It will cost you $135 a month, on top of the $599 one-time cost for the equipment.
I’ve been experimenting with it now for about two months, but this week I finished the installation I’ll use on our RVs. I made a video showing how I did it. Click the player below.
After watching the video, to learn more, keep scrolling down.
The key to getting practical and reliable Starlink Internet for RVers is a new feature enabled in early May 2022 called portability.
Here’s the official announcement, posted by SpaceX, the Elon Musk-owned company that is building a massive installation of low orbiting satellites that provide high-speed Internet access across the country.
Portability costs $25 extra a month. That takes the total monthly fee for Starlink access to $135 a month. For RVers, portability means as you travel across the country in your RV you can plug your Starlink router into 110 volts, deploy your dish antenna and, in minutes, be up and running at very impressive speeds.
Even Elon Musk thinks the system is particularly useful for RVers, as evidenced in his tweet below:
If you’ve been interested in Starlink Internet for RVers and have searched around online, you have probably come across videos and blog posts from some RVers who have taken their dishy antenna (that’s what Starlink calls the dish… “dishy”) and figured out how to mount it flat on the roof of a moving vehicle.
They’re not supposed to. And while up until portability was enabled, Starlink seemed to have mostly ignored them, now, the company has made it clear that the practice is no longer being allowed.
For the first couple of months, I used the small foot-high tripod mount that came with the dish to access the satellites. Sometimes, I climbed up the rear ladder on my RV and put it on the roof. But I worried about storms and high winds so I never left it up that way for very long.
Other times, I put the dishy on the ground or a picnic table. But when it was low to the ground like that, I basically had to be in an empty field to have a clear view of the sky.
Finally, in mid-May, I received a pipe adapter that had been on backorder from Starlink. That adapter allowed me to put it on the end of a telescoping flagpole and then mount the dishy on it.
The flagpole is known as the Flagpole Buddy and it comes in 22-foot and 16-foot lengths. I chose the 16-footer because it collapses down to a little over 5 feet in length and easily fits in the pass-through storage cabinet on our RV. Here’s a link to the flagpole kit.
The flagpole attaches to the rear ladder on our RV. The upper mount fastens to the top left of the ladder and is a twist mount. You insert the flagpole at an angle and sort of twist it into the mount. The lower mount is a cup to hold the bottom of the flagpole.
I mounted it at the 5-foot level, meaning you can easily lift it up and insert it into the cup from the ground once you have the pole in the upper mount.
When fully extended, the Starlink dish is about 21 feet off the ground.

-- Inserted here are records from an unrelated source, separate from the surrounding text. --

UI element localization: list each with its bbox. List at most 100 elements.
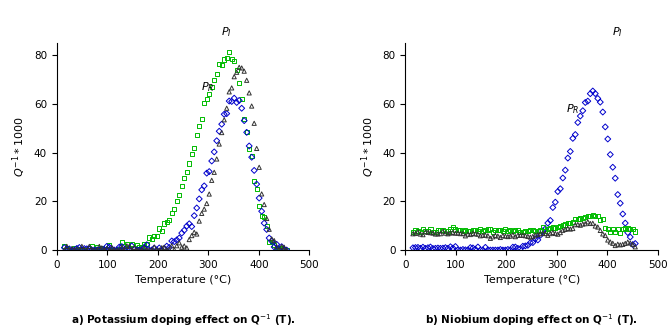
Point [443, 229, 454, 234]
Point [623, 240, 633, 245]
Point [627, 242, 638, 247]
Point [623, 230, 633, 235]
Point [239, 68, 250, 74]
Point [156, 245, 167, 250]
Point [122, 241, 132, 246]
Point [67, 247, 77, 252]
Point [194, 218, 204, 224]
Point [485, 227, 496, 232]
Point [59, 245, 69, 250]
Point [136, 247, 147, 253]
Point [482, 233, 493, 239]
Point [455, 231, 466, 236]
Point [277, 245, 287, 251]
Point [267, 240, 277, 245]
Point [96, 246, 107, 252]
Point [462, 232, 473, 237]
Point [251, 146, 262, 151]
Point [182, 223, 192, 229]
Point [418, 232, 428, 237]
Point [562, 155, 573, 161]
Point [445, 226, 456, 232]
Point [565, 226, 576, 232]
Point [600, 225, 611, 230]
Point [67, 247, 77, 253]
Point [69, 247, 79, 253]
Point [139, 245, 150, 250]
Point [172, 198, 182, 204]
Point [580, 215, 591, 220]
Point [246, 155, 257, 160]
Point [246, 153, 257, 159]
Point [458, 247, 468, 252]
Point [615, 230, 626, 235]
Point [239, 116, 250, 122]
Point [79, 247, 90, 252]
Point [430, 246, 441, 251]
Point [550, 225, 560, 230]
Point [570, 132, 580, 137]
Point [440, 228, 451, 234]
Point [470, 228, 481, 233]
Point [492, 227, 503, 232]
Point [532, 237, 543, 242]
Point [129, 245, 140, 250]
Point [465, 232, 476, 237]
Point [116, 240, 127, 245]
Point [430, 231, 441, 237]
Point [485, 236, 496, 241]
Point [264, 227, 275, 232]
Point [528, 227, 538, 232]
Point [458, 231, 468, 236]
Point [603, 227, 613, 232]
Point [224, 98, 234, 104]
Point [585, 91, 596, 96]
Point [508, 244, 518, 250]
Point [558, 228, 568, 233]
Point [236, 106, 247, 111]
Point [577, 108, 588, 114]
Point [565, 221, 576, 226]
Point [597, 216, 608, 222]
Point [488, 247, 498, 253]
Point [572, 216, 583, 222]
Point [480, 233, 491, 238]
Point [224, 50, 234, 55]
Point [229, 74, 240, 79]
Point [166, 243, 177, 248]
Point [126, 243, 137, 249]
Point [216, 62, 227, 67]
Point [510, 244, 520, 250]
Point [216, 122, 227, 127]
Point [460, 247, 471, 252]
Point [625, 226, 635, 232]
Point [251, 186, 262, 191]
Point [249, 121, 260, 126]
Point [545, 231, 556, 236]
Point [249, 179, 260, 184]
Point [567, 219, 578, 224]
Point [94, 244, 105, 249]
Point [435, 246, 446, 251]
Point [433, 245, 444, 251]
Point [420, 228, 431, 234]
Point [482, 247, 493, 253]
Point [61, 245, 72, 250]
Point [468, 228, 478, 233]
Point [452, 230, 463, 236]
Point [162, 243, 172, 249]
Point [480, 227, 491, 233]
Point [532, 232, 543, 237]
Point [613, 192, 623, 197]
Point [548, 205, 558, 210]
Point [627, 242, 638, 247]
Point [146, 247, 157, 253]
Point [468, 231, 478, 236]
Point [59, 247, 69, 253]
Point [488, 229, 498, 235]
Point [259, 215, 269, 220]
Point [112, 247, 122, 253]
Point [610, 243, 621, 248]
Text: P$_R$: P$_R$ [200, 80, 214, 94]
Point [144, 247, 154, 253]
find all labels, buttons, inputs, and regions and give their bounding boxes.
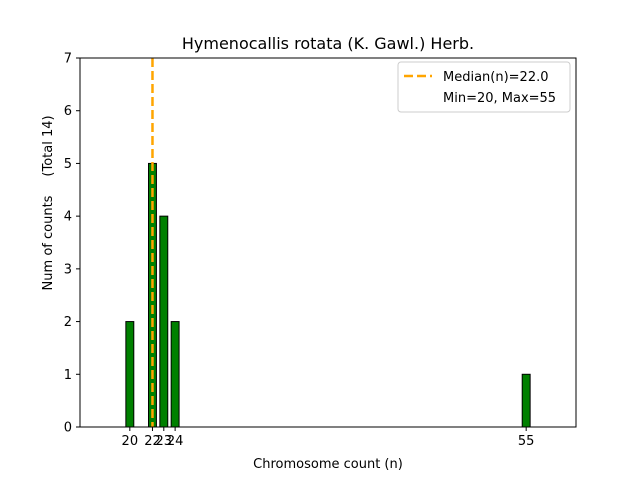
legend: Median(n)=22.0 Min=20, Max=55	[397, 61, 571, 113]
chart-title: Hymenocallis rotata (K. Gawl.) Herb.	[182, 34, 474, 53]
y-tick-label: 3	[64, 262, 72, 277]
bar-55	[521, 373, 531, 428]
plot-area	[79, 57, 577, 428]
x-axis-label: Chromosome count (n)	[253, 457, 403, 472]
y-tick-label: 0	[64, 421, 72, 436]
bar-20	[125, 321, 135, 428]
legend-entry-median: Median(n)=22.0	[443, 70, 549, 85]
plot-frame	[79, 57, 577, 428]
legend-box	[397, 61, 571, 113]
x-tick-label: 23	[156, 434, 173, 449]
x-tick-label: 20	[122, 434, 139, 449]
y-tick-label: 4	[64, 210, 72, 225]
y-tick-label: 2	[64, 315, 72, 330]
x-tick-label: 55	[518, 434, 535, 449]
bar-24	[170, 321, 180, 428]
x-tick-label: 22	[144, 434, 161, 449]
y-tick-label: 5	[64, 157, 72, 172]
y-tick-label: 6	[64, 104, 72, 119]
bar-23	[159, 215, 169, 428]
x-tick-label: 24	[167, 434, 184, 449]
y-axis-label: Num of counts	[41, 195, 56, 290]
legend-entry-range: Min=20, Max=55	[443, 91, 556, 106]
y-axis-total-note: (Total 14)	[41, 115, 56, 176]
y-axis-ticks: 0 1 2 3 4 5 6 7	[64, 52, 80, 436]
y-tick-label: 7	[64, 52, 72, 67]
y-tick-label: 1	[64, 368, 72, 383]
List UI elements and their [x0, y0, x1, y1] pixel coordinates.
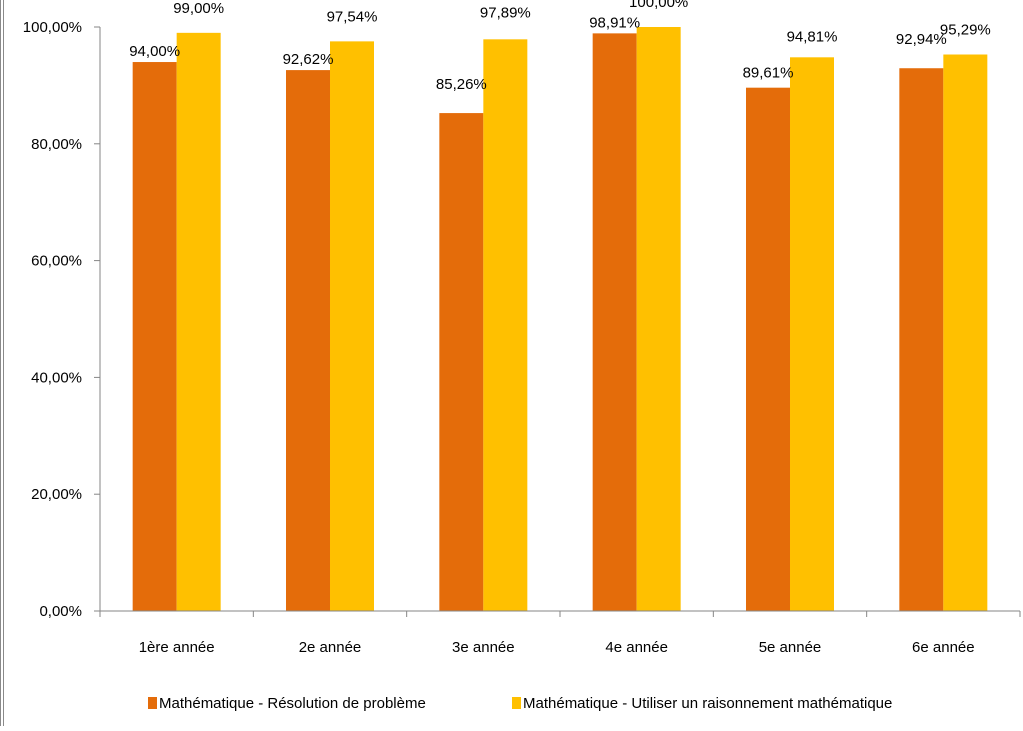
- bar-resolution-2: [286, 70, 330, 612]
- y-tick-label: 80,00%: [31, 136, 82, 153]
- x-tick-label: 6e année: [912, 639, 975, 656]
- bar-raisonnement-3: [483, 39, 528, 612]
- data-labels-layer: 94,00% 99,00% 92,62% 97,54% 85,26% 97,89% 98,9…: [129, 0, 991, 93]
- data-label-resolution-4: 98,91%: [589, 14, 640, 31]
- data-label-resolution-5: 89,61%: [743, 65, 794, 82]
- data-label-raisonnement-2: 97,54%: [327, 8, 378, 25]
- data-label-raisonnement-3: 97,89%: [480, 4, 531, 21]
- x-tick-label: 2e année: [299, 639, 362, 656]
- bar-resolution-3: [439, 113, 484, 611]
- data-label-raisonnement-4: 100,00%: [629, 0, 688, 11]
- bar-raisonnement-2: [330, 41, 374, 612]
- bar-raisonnement-5: [790, 57, 834, 612]
- bar-resolution-1: [132, 62, 177, 612]
- bar-resolution-6: [899, 68, 944, 611]
- bar-raisonnement-1: [176, 32, 221, 611]
- data-label-raisonnement-6: 95,29%: [940, 22, 991, 39]
- legend-swatch-resolution: [148, 697, 157, 709]
- legend: Mathématique - Résolution de problème Mat…: [148, 695, 892, 712]
- x-tick-label: 1ère année: [139, 639, 215, 656]
- data-label-resolution-2: 92,62%: [283, 51, 334, 68]
- legend-label-resolution: Mathématique - Résolution de problème: [159, 695, 426, 712]
- y-tick-label: 100,00%: [23, 19, 82, 36]
- y-tick-label: 60,00%: [31, 253, 82, 270]
- bar-raisonnement-6: [943, 54, 988, 611]
- y-tick-label: 0,00%: [39, 603, 82, 620]
- x-tick-label: 3e année: [452, 639, 515, 656]
- data-label-resolution-1: 94,00%: [129, 43, 180, 60]
- legend-label-raisonnement: Mathématique - Utiliser un raisonnement …: [523, 695, 892, 712]
- bars-layer: [132, 27, 988, 612]
- bar-resolution-4: [592, 33, 637, 611]
- data-label-raisonnement-5: 94,81%: [787, 28, 838, 45]
- data-label-resolution-3: 85,26%: [436, 76, 487, 93]
- data-label-resolution-6: 92,94%: [896, 31, 947, 48]
- data-label-raisonnement-1: 99,00%: [173, 0, 224, 17]
- bar-raisonnement-4: [636, 27, 681, 611]
- axes-layer: 0,00% 20,00% 40,00% 60,00% 80,00% 100,00% 1ère…: [23, 19, 1021, 656]
- y-tick-label: 40,00%: [31, 369, 82, 386]
- legend-swatch-raisonnement: [512, 697, 521, 709]
- bar-resolution-5: [746, 87, 790, 611]
- chart-frame-border: [0, 0, 4, 726]
- x-tick-label: 4e année: [605, 639, 668, 656]
- y-tick-label: 20,00%: [31, 486, 82, 503]
- x-tick-label: 5e année: [759, 639, 822, 656]
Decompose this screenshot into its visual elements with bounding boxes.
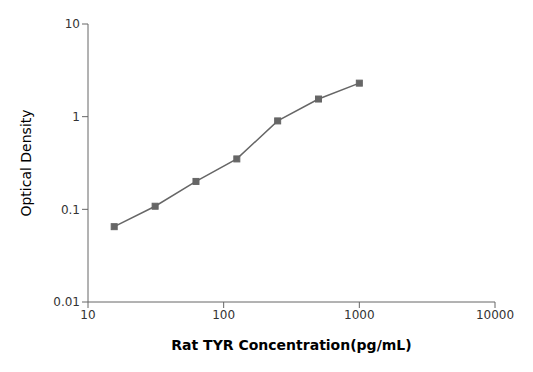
svg-text:1: 1: [72, 110, 80, 124]
svg-text:0.1: 0.1: [61, 203, 80, 217]
svg-text:Rat TYR Concentration(pg/mL): Rat TYR Concentration(pg/mL): [171, 337, 411, 353]
svg-text:10: 10: [80, 308, 95, 322]
svg-text:Optical Density: Optical Density: [18, 109, 34, 216]
svg-text:100: 100: [212, 308, 235, 322]
svg-text:10000: 10000: [476, 308, 514, 322]
svg-text:10: 10: [65, 17, 80, 31]
svg-text:1000: 1000: [344, 308, 375, 322]
svg-text:0.01: 0.01: [53, 295, 80, 309]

That height is very helpful in giving me pretty much a horizon to horizon view of the sky.
If you like to boondock in heavily forested areas, those trees are going to interfere with reception.
Get the dish as high as you can.
Starlink provides an app that will let you scan the sky and tell you whether you are in a good area.
When I tried it without the height a month ago, down on the property we’re developing as a private RV retreat, the pine trees around our campsite posed a problem. I’m hoping for better luck when I go down again and try it with the flagpole mount.
I’ve been collecting screengrabs of my speed results using different testing service over the past week and there are some minor variations day to day.
That’s because Starlink does prioritize local traffic – people operating from their registered home area – over those who are using portability and just visiting an area.
Still my download speeds have been excellent, generally equal to or better than what I would expect through cable at my home.
Upload speeds have been markedly less impressive. In some cases, they have not been good enough, for example, to do livestreaming.
Here are two showing some of the variations.
These tests were all done from the Addison Oaks County Park Campground in Leonard, MI. The weather was a mix of clouds on some days, and clear on others. Even with a light rain earlier in the week, I saw no real effect on connectivity caused by the weather.
Just to show you the difference between Starlink and the normal cellular Internet speed I get with my Verizon access, here’s a screengrab of that speed.
Download speed was excellent, but a bit less than Starlink. However, upload speed with Verizon, was much better. And for me, upload speed – because we do so many livestreams – is at least if not more important than download speed.
So who is Starlink for?
Well, remember it is not completely built out yet. It will get better.
Each month, about 50 new satellites come online. Right now, there are about 2,500 in operation. Eventually, the constellation will be many times more.
Musk has said he plans to have 40,000 satellites in the Starlink system.
But right now, I’d say if you are a remote worker or fulltime RVer who does a lot of boondocking, having Starlink would be a no-brainer. Service is good throughout much of the continental US (with the exception of Alaska and some western states) and much of Canada.
That said, I need to repeat that if you boondock in heavily forested areas, Starlink will not perform very well. For optimum performance, it really does need a clear view of the sky from horizon to horizon.
However, if you are a weekend and holiday RVer only and you spend most of your time in places where there is already good wi-fi and cellular coverage, I’d say hold off. It really won’t add that much to what you already have.